Dans ces conditions, il est important de comprendre les opportunités potentielles dont dispose l’économie russe. Le présent rapport de l’Institut de Prévision Économique (INP-RAN) est consacré à l’évaluation du potentiel de croissance économique qui existait en Russie dans la période précédant la crise de 2022. La compréhension de ce potentiel permettra de construire une stratégie efficace pour le restructuration structurelle et technologique de l’économie russe dans les nouvelles conditions.

La croissance économique potentielle est comprise, dans ce rapport, comme un ensemble de conditions et de facteurs qui garantissent l’augmentation maximale possible de la production et / ou de l’utilisation (consommation) en fonction des ressources disponibles dans le pays. Cette définition reflète la dualité du concept de « potentiel de croissance économique »:

  • d’une part, c’est une évaluation des opportunités de croissance disponibles
  • d’autre part, c’est une description de ses limites.

Une évaluation du potentiel de croissance à moyen et/ou long terme est nécessaire afin de déterminer, dans un premier temps, les priorités de la politique de développement socio-économique, en tenant compte des contraintes de ressources existantes et d’un éventuel ensemble de mesures dans le domaine de la politique économique ; deuxièmement, des perspectives à long terme pour le développement de l’économie nationale, à l’abri de l’influence de nombreux chocs de marché.

Le rapport contient 6 chapitres et applications.

1. Les facteurs matériels de la croissance

La première section du rapport contient une analyse de l’espace de croissance, qui, d’une part, est déterminé par la capacité des marchés extérieurs et intérieurs, et, d’autre part, par l’état du potentiel de production et l’efficacité de la production qui lui est associée.

Il existe une forte probabilité quant à la formation d’un scénario de régionalisation de l’économie mondiale, dans lequel le taux de croissance du PIB mondial dépassera le taux de croissance des exportations mondiales. Cela constitue donc ce que nous appellerons le scénario de base. Nous lui opposons un scénario de poursuite inertielle de la mondialisation, qui semble peu probable.

Tableau 1

Où va l’économie russe avec la guerre et les sanctions ? par Jacques Sapir, Information Afrique Kirinapost

Dans le même temps, tant dans le scénario du maintien de la tendance à la mondialisation qu’avec la prédominance de la régionalisation de l’économie mondiale (scénario de base), une augmentation de la demande de matières premières est attendue.
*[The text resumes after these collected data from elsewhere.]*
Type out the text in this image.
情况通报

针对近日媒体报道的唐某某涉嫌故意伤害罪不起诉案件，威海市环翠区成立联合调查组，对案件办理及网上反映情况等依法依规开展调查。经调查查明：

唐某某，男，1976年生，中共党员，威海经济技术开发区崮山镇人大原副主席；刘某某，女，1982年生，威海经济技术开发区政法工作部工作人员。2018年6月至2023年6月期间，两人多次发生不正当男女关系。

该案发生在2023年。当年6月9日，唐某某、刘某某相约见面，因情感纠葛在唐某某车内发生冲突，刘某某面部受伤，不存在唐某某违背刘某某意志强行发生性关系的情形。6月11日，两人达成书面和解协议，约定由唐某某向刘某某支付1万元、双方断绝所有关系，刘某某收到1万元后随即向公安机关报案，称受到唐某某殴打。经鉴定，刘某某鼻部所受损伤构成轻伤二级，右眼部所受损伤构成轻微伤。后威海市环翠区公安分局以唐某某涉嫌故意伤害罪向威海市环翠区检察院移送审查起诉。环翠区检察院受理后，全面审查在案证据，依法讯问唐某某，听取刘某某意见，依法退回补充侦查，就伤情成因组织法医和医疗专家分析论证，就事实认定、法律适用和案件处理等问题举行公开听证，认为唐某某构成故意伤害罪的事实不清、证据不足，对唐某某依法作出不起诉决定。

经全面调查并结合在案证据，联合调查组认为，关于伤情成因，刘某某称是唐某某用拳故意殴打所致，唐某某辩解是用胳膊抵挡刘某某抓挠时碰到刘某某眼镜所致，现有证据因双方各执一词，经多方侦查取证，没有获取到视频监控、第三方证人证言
Cela soutiendra le développement de l’économie russe et de son complexe de matières premières, même face à la détérioration des relations avec les pays développés.

Les produits autres que les matières premières joueront un rôle significatif dans les exportations totales au mieux au-delà de 2040. Si les prix des hydrocarbures restent relativement bas, la part des matières premières dans les exportations pourrait passer de 74 % en 2019 à 63 % en 2035, tandis que la part des hydrocarbures de 61 % à 47 %.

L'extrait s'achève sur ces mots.